Choosing a kick drum is very straightforward, choose one you like. Depending on the kind of track you want to create you may want a punchy one or a kick thats very round with a long decay. Its up to you! Although I wouldn't really use hardstyle kick for a minimal house track unless its a fill or something but there are no rules in dance music.
Kick drums have 3 components; the sub bass that you feel in the clubs, the mid that punches you and the click that should be self explanatory. Browse your favorite kick library and you will hear these 3 components. pick a kick and plop in in your DAW, in this case I use Ableton.
In the case of Ableton live, I recommend right clicking on the clip in arrangement view and clicking on "show fades". This feature prevents inter sample clicks by fading a sample (bottom of picture above).

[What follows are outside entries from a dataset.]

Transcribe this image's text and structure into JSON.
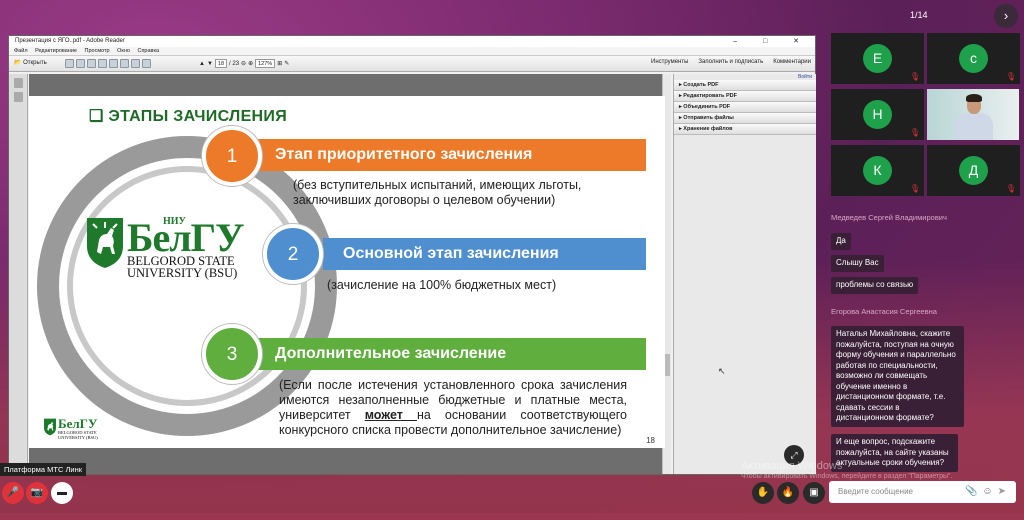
{
  "meeting": {
    "page_counter": "1/14",
    "next_icon": "chevron-right-icon",
    "platform_label": "Платформа МТС Линк"
  },
  "reader": {
    "title": "Презентация с ЯГО..pdf - Adobe Reader",
    "menu": [
      "Файл",
      "Редактирование",
      "Просмотр",
      "Окно",
      "Справка"
    ],
    "open_label": "Открыть",
    "page_value": "18",
    "page_total": "/ 23",
    "zoom": "127%",
    "tools_label": "Инструменты",
    "fill_sign_label": "Заполнить и подписать",
    "comments_label": "Комментарии",
    "login_label": "Войти",
    "panel_items": [
      "Создать PDF",
      "Редактировать PDF",
      "Объединить PDF",
      "Отправить файлы",
      "Хранение файлов"
    ]
  },
  "slide": {
    "title": "❑ ЭТАПЫ ЗАЧИСЛЕНИЯ",
    "logo": {
      "name": "БелГУ",
      "niu": "НИУ",
      "line1": "BELGOROD STATE",
      "line2": "UNIVERSITY (BSU)"
    },
    "stages": [
      {
        "num": "1",
        "label": "Этап приоритетного зачисления",
        "desc": "(без вступительных испытаний, имеющих льготы, заключивших договоры о целевом обучении)",
        "color": "#ec7a28"
      },
      {
        "num": "2",
        "label": "Основной этап зачисления",
        "desc": "(зачисление на 100% бюджетных мест)",
        "color": "#4f8fd0"
      },
      {
        "num": "3",
        "label": "Дополнительное зачисление",
        "desc_a": "(Если после истечения установленного срока зачисления имеются незаполненные бюджетные и платные места, университет ",
        "desc_b": "может ",
        "desc_c": "на основании соответствующего конкурсного списка провести дополнительное зачисление)",
        "color": "#5fae3e"
      }
    ],
    "page_number": "18"
  },
  "participants": [
    {
      "initial": "Е"
    },
    {
      "initial": "с"
    },
    {
      "initial": "Н"
    },
    {
      "initial": "К"
    },
    {
      "initial": "Д"
    }
  ],
  "chat": {
    "sender1": "Медведев Сергей Владимирович",
    "msg1": "Да",
    "msg2": "Слышу Вас",
    "msg3": "проблемы со связью",
    "sender2": "Егорова Анастасия Сергеевна",
    "msg4": "Наталья Михайловна, скажите пожалуйста, поступая на очную форму обучения и параллельно работая по специальности, возможно ли совмещать обучение именно в дистанционном формате, т.е. сдавать сессии в дистанционном формате?",
    "msg5": "И еще вопрос, подскажите пожалуйста, на сайте указаны актуальные сроки обучения?",
    "input_placeholder": "Введите сообщение"
  },
  "watermark": {
    "line1": "Активация Windows",
    "line2": "Чтобы активировать Windows, перейдите в раздел \"Параметры\"."
  },
  "colors": {
    "accent_green": "#1e6a26",
    "mic_off": "#e0323a"
  }
}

You will want the click to be present in the sample so move the red line over so the whole kick is there in all its glory.
To buy yourself a lot of headroom, I make a fine cut around 150Hz like in the image above right away, this takes away a frequency that is not very relevant in clubs. This wont take away too much but will give you a but of play later when you add the bass, this EQ cut will not be absolute and I will generally move it it around and compromise with the tight bass and kick im looking for.

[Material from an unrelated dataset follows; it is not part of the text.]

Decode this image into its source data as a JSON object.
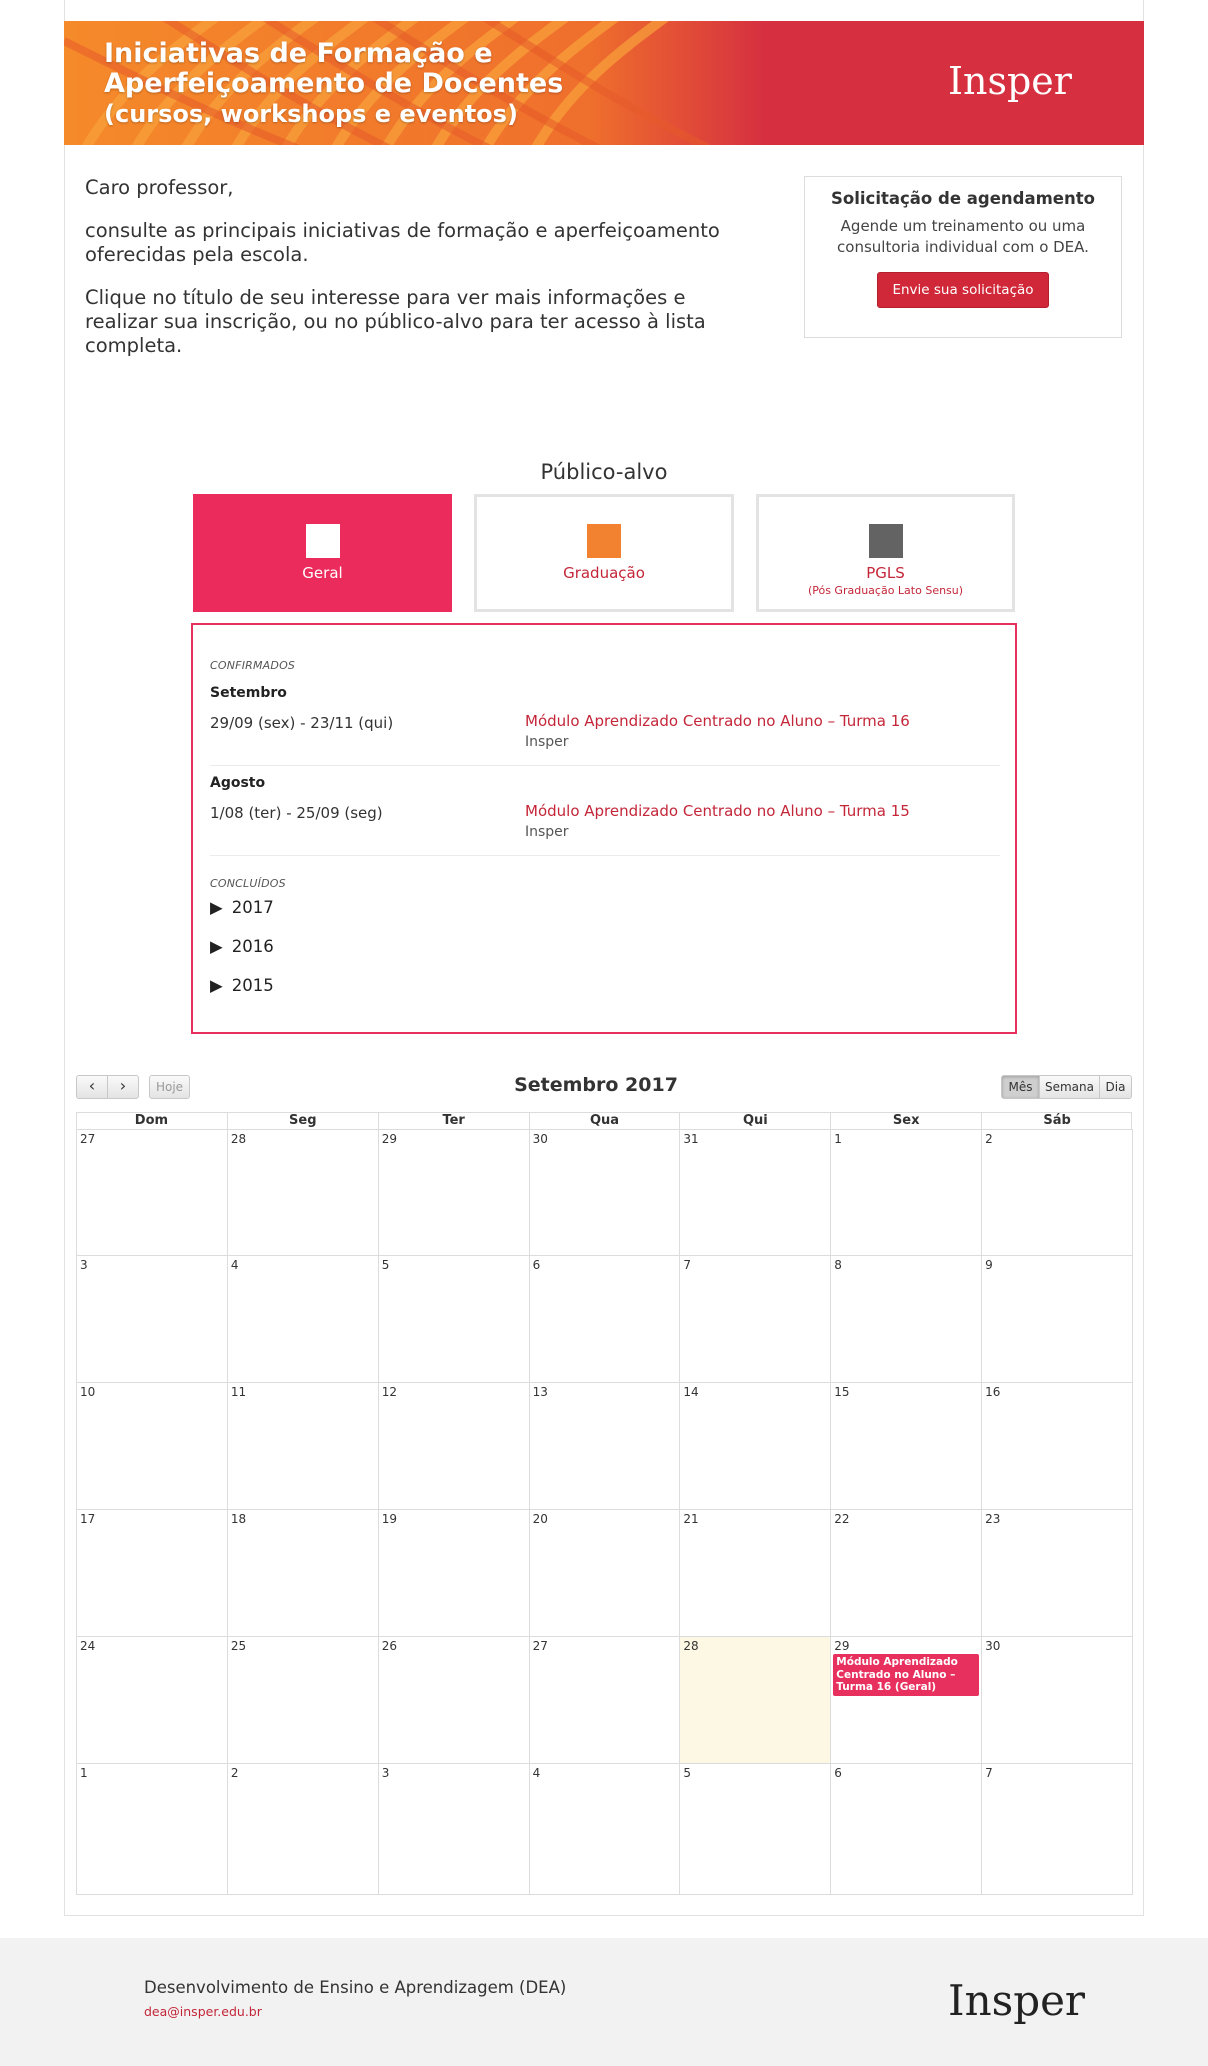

I always place is shallow curve like the image above to my kicks EQ. This is in place to add room for snares, claps, leads and bass fundamentals, think of it as a placeholder for something else, its not much of a obtrusive change in the sound. Remember, its not about how instruments sound together not how they sound by themselves, everything has to have its own place. Keep your tracks at a low volume or you ears will get tired and start to play tricks on you. Ever make something late at night that sounds great then you listen to it the next day and sounds way off? Yea our ears get bored and make up things like harmonics, perceived loudness and the likes.
Once you have something you are happy with, check the levels. Since the track will be based around the kick in many ways you will want it around -3.00db to -2.00db giving you ample head room to work with, never clip on the master buss. Keep things nice and clear with their own space with the kick all sounding great.

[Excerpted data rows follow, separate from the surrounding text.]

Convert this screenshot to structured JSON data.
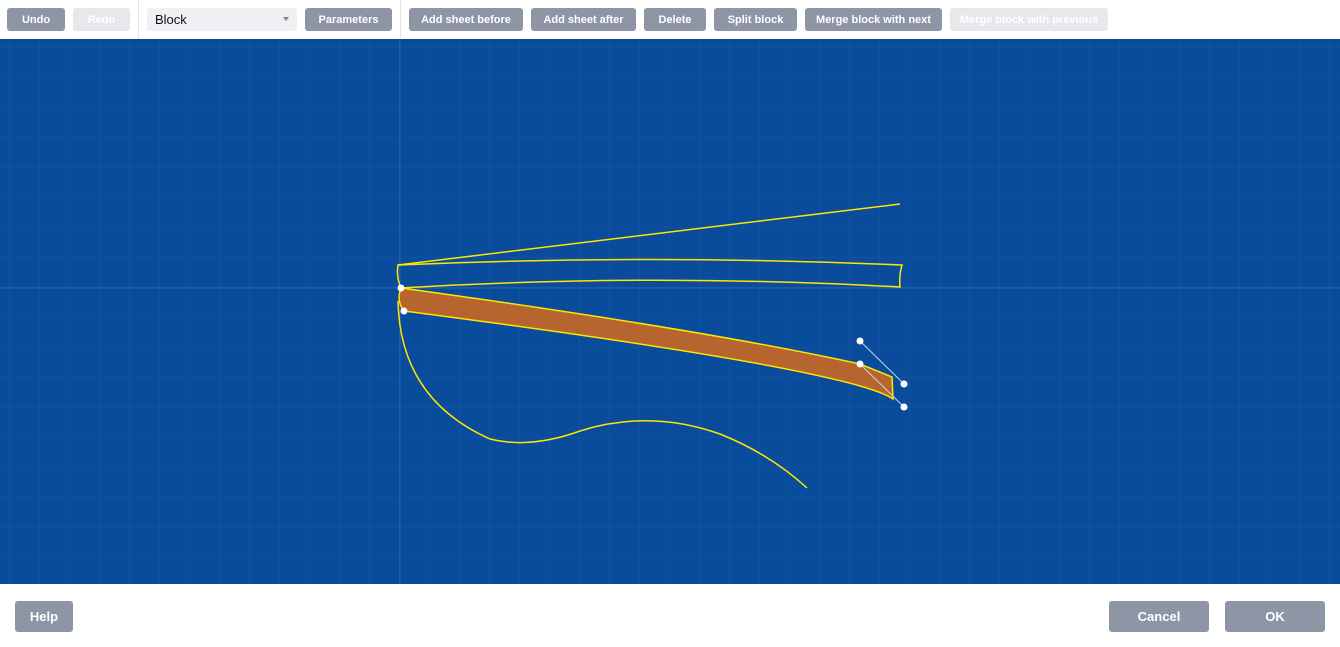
{
  "toolbar": {
    "undo": "Undo",
    "redo": "Redo",
    "mode_select": "Block",
    "parameters": "Parameters",
    "add_sheet_before": "Add sheet before",
    "add_sheet_after": "Add sheet after",
    "delete": "Delete",
    "split_block": "Split block",
    "merge_next": "Merge block with next",
    "merge_previous": "Merge block with previous"
  },
  "footer": {
    "help": "Help",
    "cancel": "Cancel",
    "ok": "OK"
  },
  "colors": {
    "canvas": "#0a4c9c",
    "curve": "#ffe600",
    "selected_fill": "#b5652d",
    "button": "#8e95a4",
    "button_disabled": "#e6e8ec"
  }
}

If you are missing a click in your fundamental kick you can add one by jacking a click from another kick like the image above. Mixing kicks together to create new ones is the way to do it. It Requires some EQing and level adjustments but the end result is boom. =]
If you have your kicks set up this way and build your track around it you will have an easier time mastering and making the track louder in the end. You NEVER want an effect working hard on a sound thats loud, make their job easy by keeping sounds low in the beginning and pumping them up afterwards.